What It Looks Like Inside

Viewed through a bronchoscope (a thin camera threaded into the airway), the interior of a healthy trachea is smooth and glistening, with a pale pink mucous membrane. The cartilage rings are visible as evenly spaced horizontal ridges beneath the lining, and the flat muscular back wall looks slightly different in texture from the ringed front and sides. A thin layer of clear mucus coats everything.

That mucous lining is covered in millions of tiny hair-like projections called cilia. Each cell on the surface carries 200 to 300 of them, and they beat rapidly, around 8 to 20 times per second, in coordinated waves that push mucus upward toward the throat. Scattered among the ciliated cells are goblet cells, which produce the sticky mucus that traps dust, bacteria, and other particles you inhale. Together, the cilia and mucus form a self-cleaning escalator that continuously sweeps debris out of the airway. Beneath both of these cell types sit small basal cells that act as stem cells, ready to replace damaged surface cells as needed.

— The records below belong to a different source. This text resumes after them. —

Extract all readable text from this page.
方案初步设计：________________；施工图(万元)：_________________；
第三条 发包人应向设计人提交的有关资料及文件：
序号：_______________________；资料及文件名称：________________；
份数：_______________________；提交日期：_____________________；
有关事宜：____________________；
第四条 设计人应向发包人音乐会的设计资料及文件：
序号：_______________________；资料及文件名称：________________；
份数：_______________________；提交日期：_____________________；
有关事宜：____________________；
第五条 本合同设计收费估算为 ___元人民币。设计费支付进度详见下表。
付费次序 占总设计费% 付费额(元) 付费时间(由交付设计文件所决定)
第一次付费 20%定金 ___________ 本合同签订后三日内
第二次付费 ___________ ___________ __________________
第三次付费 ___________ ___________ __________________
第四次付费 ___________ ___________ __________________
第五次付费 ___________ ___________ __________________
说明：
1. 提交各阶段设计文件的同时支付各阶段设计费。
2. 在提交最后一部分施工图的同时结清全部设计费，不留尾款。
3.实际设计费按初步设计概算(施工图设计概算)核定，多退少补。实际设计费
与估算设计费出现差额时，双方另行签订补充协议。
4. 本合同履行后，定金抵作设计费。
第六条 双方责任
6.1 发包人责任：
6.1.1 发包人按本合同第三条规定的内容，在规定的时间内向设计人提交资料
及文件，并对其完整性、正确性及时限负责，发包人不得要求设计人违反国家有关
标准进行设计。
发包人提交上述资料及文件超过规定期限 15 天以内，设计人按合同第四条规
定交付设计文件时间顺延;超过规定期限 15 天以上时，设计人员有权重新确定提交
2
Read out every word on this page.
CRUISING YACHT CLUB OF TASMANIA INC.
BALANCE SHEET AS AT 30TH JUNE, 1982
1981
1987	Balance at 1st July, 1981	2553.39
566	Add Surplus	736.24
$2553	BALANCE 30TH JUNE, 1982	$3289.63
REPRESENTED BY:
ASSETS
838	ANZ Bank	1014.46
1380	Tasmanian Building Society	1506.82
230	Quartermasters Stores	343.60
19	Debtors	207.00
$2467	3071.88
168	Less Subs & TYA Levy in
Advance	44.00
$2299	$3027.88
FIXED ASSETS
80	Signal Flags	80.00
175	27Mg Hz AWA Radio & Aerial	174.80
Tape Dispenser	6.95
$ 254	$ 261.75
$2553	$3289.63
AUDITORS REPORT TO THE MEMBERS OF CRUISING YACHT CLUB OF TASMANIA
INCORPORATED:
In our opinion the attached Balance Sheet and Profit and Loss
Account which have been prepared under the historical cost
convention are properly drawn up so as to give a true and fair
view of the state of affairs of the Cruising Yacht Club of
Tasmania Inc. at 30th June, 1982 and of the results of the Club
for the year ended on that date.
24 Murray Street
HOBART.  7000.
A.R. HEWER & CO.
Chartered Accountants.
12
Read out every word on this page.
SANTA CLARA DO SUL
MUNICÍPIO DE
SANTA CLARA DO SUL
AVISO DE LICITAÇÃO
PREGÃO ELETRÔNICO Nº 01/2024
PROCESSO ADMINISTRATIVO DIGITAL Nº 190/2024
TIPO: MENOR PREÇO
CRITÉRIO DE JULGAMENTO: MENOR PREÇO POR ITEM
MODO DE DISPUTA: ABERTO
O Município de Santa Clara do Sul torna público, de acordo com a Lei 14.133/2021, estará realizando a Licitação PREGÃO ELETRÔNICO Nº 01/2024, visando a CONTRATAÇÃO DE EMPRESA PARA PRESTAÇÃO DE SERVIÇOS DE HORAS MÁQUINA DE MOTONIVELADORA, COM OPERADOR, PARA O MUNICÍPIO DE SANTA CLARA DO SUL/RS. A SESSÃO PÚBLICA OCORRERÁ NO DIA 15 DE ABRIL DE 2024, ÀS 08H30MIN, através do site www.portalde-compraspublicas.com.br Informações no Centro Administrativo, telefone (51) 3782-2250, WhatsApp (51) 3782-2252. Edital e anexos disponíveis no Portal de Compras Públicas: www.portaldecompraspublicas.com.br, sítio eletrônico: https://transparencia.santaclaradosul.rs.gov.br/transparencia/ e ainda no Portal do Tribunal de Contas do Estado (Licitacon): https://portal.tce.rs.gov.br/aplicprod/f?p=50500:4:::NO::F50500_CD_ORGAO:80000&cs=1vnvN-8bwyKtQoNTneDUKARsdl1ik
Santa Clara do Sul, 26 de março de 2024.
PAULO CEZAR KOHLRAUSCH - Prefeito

How It Looks on Medical Imaging

CT scans are the standard imaging tool for evaluating the trachea. On a cross-sectional CT slice, the trachea appears as a dark air-filled oval (because air shows up black on CT) surrounded by a thin bright ring of tissue and cartilage. The D-shape is clearly visible, with the flat posterior membrane distinguishing the back wall from the curved cartilaginous front. Surrounding structures like the esophagus, thyroid, and major blood vessels are all identifiable in relation to it.

Dynamic CT imaging, taken during both inhalation and exhalation, can reveal how much the trachea changes shape with breathing. In a condition called tracheomalacia, where the cartilage rings are weakened, the back wall collapses forward during exhalation, creating what radiologists call the “frown sign” because the posterior wall bows inward and the airway narrows by more than 70%.

Infant vs. Adult Trachea

A newborn’s trachea is dramatically smaller: only about 4 cm long with a diameter of roughly 3.6 mm, barely wider than a pencil eraser. This is one reason small objects pose such a serious choking risk for infants and toddlers. The trachea grows proportionally with the child, eventually reaching adult dimensions during the teenage years. The cartilage rings are softer and more pliable in infants, which makes the young airway more prone to compression and collapse.